Это заблуждение обличалось такими случаями, как отступничество Смотрицкого и Саковича; но русские школы тем не менее устраивались по образцам латинских училищ; в них тем не менее господствовал вкус польский. Прецепторы и спудеи этих школ нисходили к языку полупольскому лишь во внимание к тому, что простонародная публика не доросла ещё до уразумения смысла и красот польщизны.[89] Наставляя истинам православия, они среди неграмотного русского общества устраивали, без всякого умысла, грамотное общество польское. Еслиб иезуиты были сметливее, они бы совсем перестали опровергать православное исповедание веры; они бы только ревностно учили православных по-польски и по-латыни. Но и при всех их промахах, ополчение отособленной Руси шло с быстротой постоянно возрастающей.

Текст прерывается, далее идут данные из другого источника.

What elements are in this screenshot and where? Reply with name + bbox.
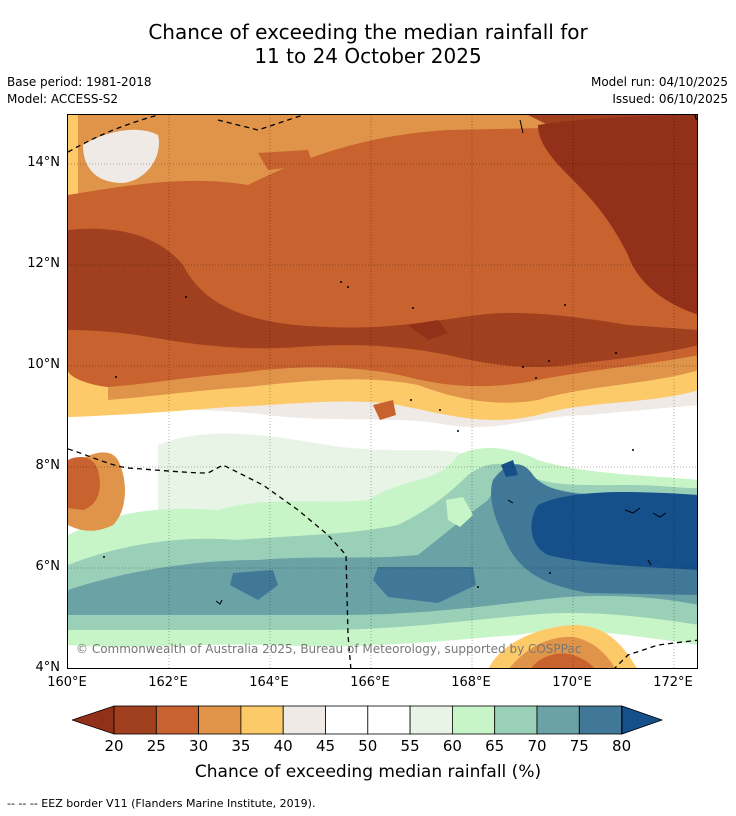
title-line-1: Chance of exceeding the median rainfall … [148, 20, 588, 44]
lat-label-12n: 12°N [27, 256, 60, 271]
eez-legend: -- -- -- EEZ border V11 (Flanders Marine… [7, 797, 316, 810]
map-canvas [68, 115, 697, 668]
colorbar-tick-label: 45 [315, 737, 336, 755]
lon-label-170e: 170°E [552, 675, 592, 690]
lon-label-162e: 162°E [148, 675, 188, 690]
colorbar-cell [409, 705, 453, 735]
issued-date: Issued: 06/10/2025 [612, 92, 728, 106]
rainfall-map: © Commonwealth of Australia 2025, Bureau… [67, 114, 698, 669]
colorbar-tick-label: 75 [569, 737, 589, 755]
copyright-notice: © Commonwealth of Australia 2025, Bureau… [76, 642, 582, 656]
colorbar-cells [113, 705, 622, 735]
colorbar-cell [325, 705, 369, 735]
meta-right: Model run: 04/10/2025 Issued: 06/10/2025 [591, 74, 728, 108]
colorbar-cell [113, 705, 157, 735]
lon-label-172e: 172°E [653, 675, 693, 690]
model-name: Model: ACCESS-S2 [7, 92, 119, 106]
colorbar-tick-label: 40 [273, 737, 293, 755]
lat-label-8n: 8°N [35, 458, 61, 473]
lon-label-164e: 164°E [249, 675, 289, 690]
map-title: Chance of exceeding the median rainfall … [0, 20, 736, 68]
base-period: Base period: 1981-2018 [7, 75, 152, 89]
title-line-2: 11 to 24 October 2025 [254, 44, 482, 68]
colorbar-tick-label: 30 [189, 737, 209, 755]
lat-label-14n: 14°N [27, 155, 60, 170]
lon-label-168e: 168°E [451, 675, 491, 690]
colorbar-cell [367, 705, 411, 735]
lat-label-4n: 4°N [35, 660, 61, 675]
colorbar-tick-label: 55 [400, 737, 420, 755]
colorbar-tick-label: 25 [146, 737, 166, 755]
colorbar-tick-label: 60 [442, 737, 462, 755]
colorbar-tick-label: 70 [527, 737, 547, 755]
meta-left: Base period: 1981-2018 Model: ACCESS-S2 [7, 74, 152, 108]
colorbar-over-arrow [621, 705, 664, 735]
colorbar-title: Chance of exceeding median rainfall (%) [194, 762, 542, 782]
model-run: Model run: 04/10/2025 [590, 75, 728, 89]
colorbar-tick-label: 50 [358, 737, 378, 755]
lon-label-166e: 166°E [350, 675, 390, 690]
colorbar-cell [451, 705, 496, 735]
colorbar-cell [282, 705, 326, 735]
colorbar-cell [240, 705, 284, 735]
lon-label-160e: 160°E [47, 675, 87, 690]
lat-label-6n: 6°N [35, 559, 61, 574]
colorbar-under-arrow [72, 705, 115, 735]
colorbar-cell [198, 705, 242, 735]
colorbar-tick-label: 65 [485, 737, 505, 755]
colorbar-cell [494, 705, 538, 735]
colorbar-cell [155, 705, 200, 735]
colorbar-tick-label: 20 [104, 737, 124, 755]
colorbar-tick-label: 80 [612, 737, 632, 755]
colorbar [72, 705, 664, 735]
colorbar-cell [536, 705, 580, 735]
colorbar-tick-label: 35 [231, 737, 251, 755]
lat-label-10n: 10°N [27, 357, 60, 372]
colorbar-cell [578, 705, 622, 735]
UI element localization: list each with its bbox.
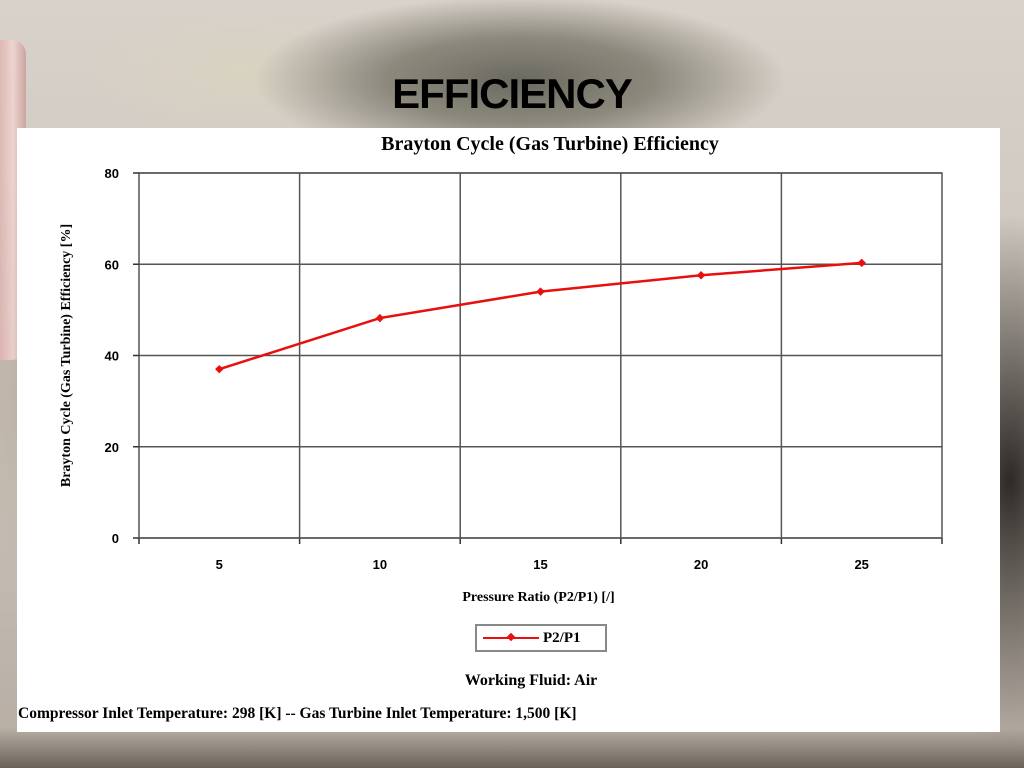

То был так названный впоследствии Золотой Век польской литературы, — эпоха освобождения польского языка, из под опеки латинского, на котором почти исключительно писали в XVI-м веке, находя польский язык слишком «трудным», то есть невозделанным, для выражения возвышенных мыслей. Два русина, Мартин и Иоахим Бельские, один за другим, описали характерной польщизной деяния знаменитых в Речи Посполитой людей, и открыли ряд писателей, которые тем более нравились публике, чем более имели общения с польскорусскими украинными областями, где энергия русского слова, не имея самостоятельной письменности, возвышала достоинство языка польского. Русин Николай Рей был общим любимцем польской публики, в качестве стихотворца и прозаика. Другой русин, Ян Кохановский, выработал польский стих не только для оды, элегии, песни, но и для религиозного гимна. Его перевод «Псалтыря Давидова», в тот богословский век, был любимим чтением в семействах, и до сих пор остаётся лучшим из польских переводов. Церковное и публичное красноречие процветало в Польше в эпоху нашего Иова Борецкого, как редко где в Европе. Каждый земский посол был оратором по профессии; каждый прелат имел в запасе готовые обороты и loca topica, которыми умел действовать по крайней мере на любовь публики к ораторскому искусству, если не на её нравственные убеждения. Вспомним при этом, что целая вечность лежала между золотым веком польской и золотым веком русской литературы. От «Советования о Благочестии», написанного Борецким, до «Кавказского пленника» Пушкина протекло два столетия, и в течение этого долгого периода времени не появилось на русском языке ничего столь общезанимательного, столь восторгающего и льстящего национальной гордости, как польские исторические сочинения, стихотворения, проповеди и сеймовые речи. По крайней мере первое из двух столетий было для русского слова в Украине мёртвым временем.
Самый развитый из питомцев тогдашней эллинославянской школы становился естественно наименее человеком русским и наиболее поляком по своим идеалам, по своему вкусу и по той речи, на которой он думал. Политические и религиозные симпании могли ещё увлекать его в русскую среду, но социальные непременно увлекали в польскую. Принадлежать к польской нации в то время, по мнению всей Европы, значило принадлежать не только к образованному обществу, но и к народу, знаменитому одолением турок. Европе не было дела то того, что, по свидетельству самого посла, заключившего с турками мир, у них под Хотином не было больше 150 тысяч войска, и то самого беспорядочного. Европа не знала, что это войско разбегалось ежедневно, и что у баши, останавливавшего беглецов над Дунаем, не хватало плалачей для казни пойманных.[90] Не знала Европа и того, что, по выражению самих участников похода с польской стороны, хлопы казаки были розовым венком на головах хотинских героев,[91] а по словам «народного пророка» польского, Фабиана Бирковского, турки бежали из под Хотина с криком: казак казак! Внимая трезвону политических колоколов, Европа знала только о неслыханном дотоле бегстве турецкого султана перед поляками. Она даже разорение Синопа, Кафы, Требизонда приписывала польской, но вовсе не русской, воинственности.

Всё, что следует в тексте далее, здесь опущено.